Sybil Seely, Buster’s Most Charming Leading Lady — Here’s another pride and joy of mine, the product of quite a bit of research! I must modestly add that I also wrote a similar article for the Keaton Chronicle. The lovely Sybil certainly deserved some attention!
My Experience At The 2017 Buster Keaton Convention — The Damfinos’ convention is virtual this year, much to the sadness of everyone who enjoys journeying to Muskegon every year, but it will be back better and stronger than ever! This was my experience a few years back, and it was genuinely the most perfect weekend I could ever have hoped for (and I made a presentation, too!).
Reviewing ALL of Buster’s 1930s Educational Shorts! (Yes, Talkies) — This post was just such a chore to research /obviouslysarcasm. Maybe a round two is needed for his Columbia talkies!
So, About Buster and Charlie’s Limelight Scene… — This being one of the most famous scenes from classic comedy, and a real gift to the world, it deserved a closer look…especially since it’s the source of many pervasive, but likely unfounded, rumors.

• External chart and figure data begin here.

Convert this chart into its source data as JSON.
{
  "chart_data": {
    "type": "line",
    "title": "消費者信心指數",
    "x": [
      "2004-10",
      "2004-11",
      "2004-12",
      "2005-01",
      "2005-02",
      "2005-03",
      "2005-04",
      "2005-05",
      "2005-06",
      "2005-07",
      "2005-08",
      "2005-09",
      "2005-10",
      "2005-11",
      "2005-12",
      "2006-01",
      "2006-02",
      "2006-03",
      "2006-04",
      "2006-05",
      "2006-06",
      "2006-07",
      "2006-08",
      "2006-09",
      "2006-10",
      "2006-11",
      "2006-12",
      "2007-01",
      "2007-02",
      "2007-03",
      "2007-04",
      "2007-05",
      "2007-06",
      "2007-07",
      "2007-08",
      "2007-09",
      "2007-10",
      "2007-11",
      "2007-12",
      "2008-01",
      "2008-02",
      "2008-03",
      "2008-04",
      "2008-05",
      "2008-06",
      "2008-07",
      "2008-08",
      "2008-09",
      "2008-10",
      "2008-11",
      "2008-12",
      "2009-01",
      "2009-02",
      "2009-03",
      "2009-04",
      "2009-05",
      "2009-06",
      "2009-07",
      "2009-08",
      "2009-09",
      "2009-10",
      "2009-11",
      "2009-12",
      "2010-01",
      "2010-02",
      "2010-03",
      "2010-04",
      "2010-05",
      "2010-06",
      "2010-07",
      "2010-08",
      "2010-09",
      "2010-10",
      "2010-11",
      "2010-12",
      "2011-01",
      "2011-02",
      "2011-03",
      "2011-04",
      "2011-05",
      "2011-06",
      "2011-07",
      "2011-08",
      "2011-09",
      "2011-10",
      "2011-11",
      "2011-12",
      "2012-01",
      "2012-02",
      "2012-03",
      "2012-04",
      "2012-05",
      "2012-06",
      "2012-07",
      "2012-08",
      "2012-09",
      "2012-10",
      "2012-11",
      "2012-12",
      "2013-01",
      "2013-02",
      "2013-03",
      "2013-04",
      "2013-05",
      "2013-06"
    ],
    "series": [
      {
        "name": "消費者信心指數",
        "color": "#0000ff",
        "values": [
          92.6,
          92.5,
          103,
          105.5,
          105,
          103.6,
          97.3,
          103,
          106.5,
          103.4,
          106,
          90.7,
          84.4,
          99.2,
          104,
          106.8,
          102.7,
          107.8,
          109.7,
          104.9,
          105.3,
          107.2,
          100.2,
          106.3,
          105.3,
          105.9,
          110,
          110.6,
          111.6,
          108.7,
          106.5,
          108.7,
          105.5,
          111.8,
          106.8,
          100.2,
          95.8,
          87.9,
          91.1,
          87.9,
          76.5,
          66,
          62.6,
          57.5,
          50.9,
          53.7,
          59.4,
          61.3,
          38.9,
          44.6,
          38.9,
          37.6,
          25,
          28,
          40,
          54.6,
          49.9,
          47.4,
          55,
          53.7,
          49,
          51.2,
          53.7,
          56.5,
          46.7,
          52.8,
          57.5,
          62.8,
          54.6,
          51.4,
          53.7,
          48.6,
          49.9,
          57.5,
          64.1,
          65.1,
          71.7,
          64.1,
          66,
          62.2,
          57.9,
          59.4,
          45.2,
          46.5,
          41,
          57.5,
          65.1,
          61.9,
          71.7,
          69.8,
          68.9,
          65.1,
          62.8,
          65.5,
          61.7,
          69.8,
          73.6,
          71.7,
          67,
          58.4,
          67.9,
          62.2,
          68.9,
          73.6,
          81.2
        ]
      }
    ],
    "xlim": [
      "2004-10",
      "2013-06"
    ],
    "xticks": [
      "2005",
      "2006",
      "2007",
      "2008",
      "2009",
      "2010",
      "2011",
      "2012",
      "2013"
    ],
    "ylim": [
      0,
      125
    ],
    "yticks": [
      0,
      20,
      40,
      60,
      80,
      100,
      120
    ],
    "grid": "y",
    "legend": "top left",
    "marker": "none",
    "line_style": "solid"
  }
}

Buster’s Wife’s Relations: Getting To Know The Talmadge Family — If you’re one of those folks who just thought “Oh no, those awful Talmadges!” then this piece is for you! The Talmadges are some of the most caricatured figures in Hollywood history, and I’m hoping to get the words out that maybe, just maybe, we need to get to know them better.
Book Reviews: Keaton By Rudi Blesh And Tempest In A Flat Hat By Edward McPherson — Looking for some good books on our favorite straightfaced performer? Here’s my reviews of two of the most popular ones.
Were Chaplin And Keaton Rivals? — This is on Silent-ology’s “Greatests Hits” list, for sure. It’s a question that comes up often among silent comedy fans, but perhaps the real answer involves getting acquainted with some historical context.
Alrighty! That’s a decent amount of reading for today, I hope you enjoy it! And now, it’s time to start baking a birthday cake. Happy 125th, Buster!